Miyazawa Kenji /宮沢 賢治 (1895-1933) : Le matin de la séparation

Miyazawa_Kenji[1]

Le matin de la séparation

 

Aujourd’hui même,

tu t’en vas très loin, ô ma sœur !

il tombe de la neige fondue et dehors il règne une clarté étrange.

                    (Va prendre de la neige, s’il te plaît)

Des nuages mornes et rougeâtres

la neige fondue tombe en flocons détrempés.

                    (Va prendre de la neige, s’il te plaît)

Pour recueillir de la neige que tu vas manger,

dans ces deux bols ébréchés

aux dessins de feuilles de lotus

j’ai fait  un saut dans cette grisaille de neige fondue

comme une balle déviée.

                    (Va prendre de la neige, s’il te plaît)

Des obscurs nuages couleur de plomb

une neige fondue s’effondre en flocons détrempés.

O Toshiko,

maintenant, quand la mort t’emporte

tu me demandes

un bol de neige si fraîche

pour illuminer toute ma vie.

Merci, petite sœur courageuse,

Moi aussi, j’avance tout droit.

                    (Va prendre de la neige, s’il te plaît)

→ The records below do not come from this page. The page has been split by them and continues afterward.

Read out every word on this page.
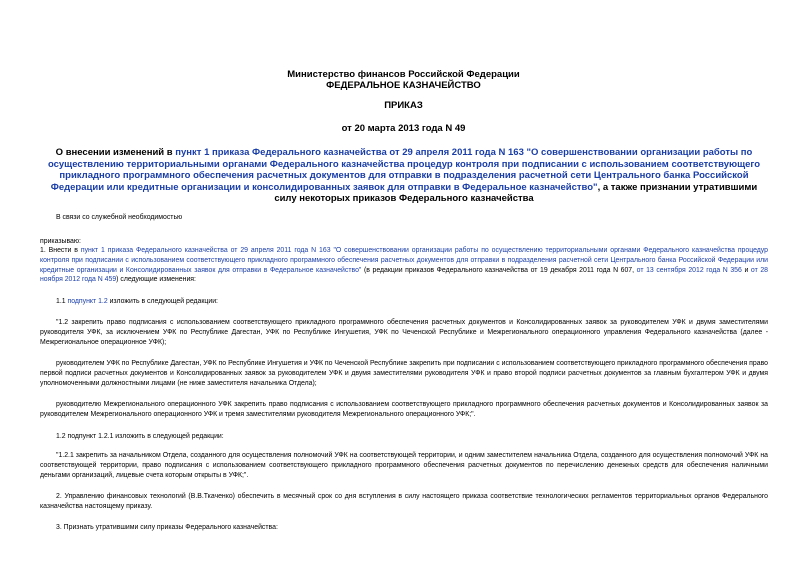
Министерство финансов Российской Федерации
ФЕДЕРАЛЬНОЕ КАЗНАЧЕЙСТВО
ПРИКАЗ
от 20 марта 2013 года N 49
О внесении изменений в пункт 1 приказа Федерального казначейства от 29 апреля 2011 года N 163 "О совершенствовании организации работы по осуществлению территориальными органами Федерального казначейства процедур контроля при подписании с использованием соответствующего прикладного программного обеспечения расчетных документов для отправки в подразделения расчетной сети Центрального банка Российской Федерации или кредитные организации и консолидированных заявок для отправки в Федеральное казначейство", а также признании утратившими силу некоторых приказов Федерального казначейства
В связи со служебной необходимостью
приказываю:
1. Внести в пункт 1 приказа Федерального казначейства от 29 апреля 2011 года N 163 "О совершенствовании организации работы по осуществлению территориальными органами Федерального казначейства процедур контроля при подписании с использованием соответствующего прикладного программного обеспечения расчетных документов для отправки в подразделения расчетной сети Центрального банка Российской Федерации или кредитные организации и Консолидированных заявок для отправки в Федеральное казначейство" (в редакции приказов Федерального казначейства от 19 декабря 2011 года N 607, от 13 сентября 2012 года N 356 и от 28 ноября 2012 года N 459) следующие изменения:
1.1 подпункт 1.2 изложить в следующей редакции:
"1.2 закрепить право подписания с использованием соответствующего прикладного программного обеспечения расчетных документов и Консолидированных заявок за руководителем УФК и двумя заместителями руководителя УФК, за исключением УФК по Республике Дагестан, УФК по Республике Ингушетия, УФК по Чеченской Республике и Межрегионального операционного управления Федерального казначейства (далее - Межрегиональное операционное УФК);
руководителем УФК по Республике Дагестан, УФК по Республике Ингушетия и УФК по Чеченской Республике закрепить при подписании с использованием соответствующего прикладного программного обеспечения право первой подписи расчетных документов и Консолидированных заявок за руководителем УФК и двумя заместителями руководителя УФК и право второй подписи расчетных документов за главным бухгалтером УФК и двумя уполномоченными должностными лицами (не ниже заместителя начальника Отдела);
руководителю Межрегионального операционного УФК закрепить право подписания с использованием соответствующего прикладного программного обеспечения расчетных документов и Консолидированных заявок за руководителем Межрегионального операционного УФК и тремя заместителями руководителя Межрегионального операционного УФК;".
1.2 подпункт 1.2.1 изложить в следующей редакции:
"1.2.1 закрепить за начальником Отдела, созданного для осуществления полномочий УФК на соответствующей территории, и одним заместителем начальника Отдела, созданного для осуществления полномочий УФК на соответствующей территории, право подписания с использованием соответствующего прикладного программного обеспечения расчетных документов по перечислению денежных средств для обеспечения наличными деньгами организаций, лицевые счета которым открыты в УФК;".
2. Управлению финансовых технологий (В.В.Ткаченко) обеспечить в месячный срок со дня вступления в силу настоящего приказа соответствие технологических регламентов территориальных органов Федерального казначейства настоящему приказу.
3. Признать утратившими силу приказы Федерального казначейства:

Essoufflée avec cette fièvre intense

tu m’as demandé

un dernier bol de neige tombé de ce ciel,

appelé voie lactée, soleil ou atmosphère…

… Sur deux blocs de granit taillés

la neige fondue s’entasse tristement,

je me mets dessus en équilibre.

De cette branche de pin, lisse,

couverte de gouttes froides et transparentes

gardant la dualité de la neige et de l’eau,

je recueille la dernière nourriture

pour ma gentille petite sœur.

Tu dois aussi dire adieu

à ce dessin bleu indigo des bols

qui nous était familier pendant notre enfance.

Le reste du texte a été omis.